Let’s take a look at some important issues in PBC by reviewing a patient case. Dr. Rabiee, do you want to present a case for us?
Dr. Rabiee:
When we first evaluate patient, as an example a 65-year-old gentleman with newly diagnosed biopsy-proven PBC, when we bring him into clinic to discuss, sort of, the progression of the disease and how the upcoming years would be for them, one of the most important things that is being asked is the possibility of decompensation and also disease stage.
Now it used to be that we always relied on biopsy. However, more and more we are moving towards noninvasive assessment of stages of disease. And knowing that, I want to highlight 2 important parts of the information that we can use to assess stage of disease, whether it is liver stiffness, as is measured by transient elastography that is widely available – sometimes it’s used as point of care – as well as ELF, which is enhanced liver fibrosis test – it’s a blood test – and after being approved by FDA, now is widely available.
Now, for liver stiffness, there are different cutoffs that can be used. One of the important cutoffs that I use for risk stratification is presence or absence of advanced fibrosis, which is a single most important factor in a patient’s journey of developing decompensation. So we know that for patients with PBC, usually liver stiffness below 6.5 kPa can discriminate between presence or absence of advanced fibrosis, and on the other end of the spectrum, liver stiffness of above 11 kPa, again, can be a good discriminating factor.
We usually, once I evaluate the patient with liver stiffness, after 1 year of therapy with UDCA, I reevaluate them. And it’s important to know that the longitudinal assessment of liver stiffness will give you much more information than just a one-time of measurement of liver stiffness. It also gives you a good risk stratification as far as being associated with poor clinical outcomes.
As an example, we know that when liver stiffness is somewhere between 8 to 15, there is 20% to 50% risk of poor clinical outcomes over a 10-year period. When liver stiffness rises above 15, you’re thinking about 50% to 90% risk of poor clinical outcomes over 10 years.
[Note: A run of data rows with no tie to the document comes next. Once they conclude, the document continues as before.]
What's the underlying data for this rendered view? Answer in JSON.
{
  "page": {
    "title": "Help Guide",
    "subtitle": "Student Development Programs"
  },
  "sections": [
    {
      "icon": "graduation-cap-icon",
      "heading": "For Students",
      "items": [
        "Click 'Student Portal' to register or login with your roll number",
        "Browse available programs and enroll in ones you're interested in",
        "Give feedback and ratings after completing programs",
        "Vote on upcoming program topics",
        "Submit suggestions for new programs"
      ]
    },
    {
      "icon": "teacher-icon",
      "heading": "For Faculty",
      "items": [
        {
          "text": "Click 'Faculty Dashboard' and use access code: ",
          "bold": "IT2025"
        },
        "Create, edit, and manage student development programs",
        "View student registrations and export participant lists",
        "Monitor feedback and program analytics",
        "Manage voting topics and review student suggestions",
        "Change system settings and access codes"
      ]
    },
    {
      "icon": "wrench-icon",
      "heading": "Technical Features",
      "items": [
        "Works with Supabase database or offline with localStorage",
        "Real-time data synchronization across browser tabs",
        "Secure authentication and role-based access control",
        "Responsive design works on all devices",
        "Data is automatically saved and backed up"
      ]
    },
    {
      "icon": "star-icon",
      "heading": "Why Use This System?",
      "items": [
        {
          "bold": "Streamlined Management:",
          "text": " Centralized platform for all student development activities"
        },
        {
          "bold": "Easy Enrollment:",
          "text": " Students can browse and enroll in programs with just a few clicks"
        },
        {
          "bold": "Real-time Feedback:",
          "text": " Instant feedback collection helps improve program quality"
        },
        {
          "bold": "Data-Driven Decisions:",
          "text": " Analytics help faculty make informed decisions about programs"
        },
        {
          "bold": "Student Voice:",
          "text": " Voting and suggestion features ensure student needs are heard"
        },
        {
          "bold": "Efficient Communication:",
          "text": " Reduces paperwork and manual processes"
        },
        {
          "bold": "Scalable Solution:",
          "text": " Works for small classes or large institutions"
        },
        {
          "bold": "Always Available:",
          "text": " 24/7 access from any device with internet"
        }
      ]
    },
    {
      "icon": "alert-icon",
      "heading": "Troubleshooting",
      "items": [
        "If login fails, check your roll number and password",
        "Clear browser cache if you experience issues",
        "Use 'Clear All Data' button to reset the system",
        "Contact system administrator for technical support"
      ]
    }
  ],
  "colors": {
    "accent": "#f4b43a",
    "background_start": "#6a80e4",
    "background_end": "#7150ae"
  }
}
ELF also, both at baseline as well as prospectively, correlates with disease severity and risk of long-term outcomes. It basically measures 3 proteomic markers of fibrosis. And we know that as time goes by and with every point, increase in ELF can be associated with 3-fold increase in future complications.
Dr. Kowdley:
So the key takeaway, I think, for this segment is liver biopsy is no longer required to make the diagnosis of PBC. We now have the availability of elastography and, as you very nicely summarized, in a case where the stiffness is less than 8 kPa, we can reassure the patient they have an excellent prognosis; they have low stage. Whereas, if they have more than 10 kPa, then that would suggest increased risk of moderate to advanced fibrosis, and we might want to be a little bit more aggressive about making assessments regarding second-line therapy, how closely we monitor the patient, et cetera.
Thanks for tuning in.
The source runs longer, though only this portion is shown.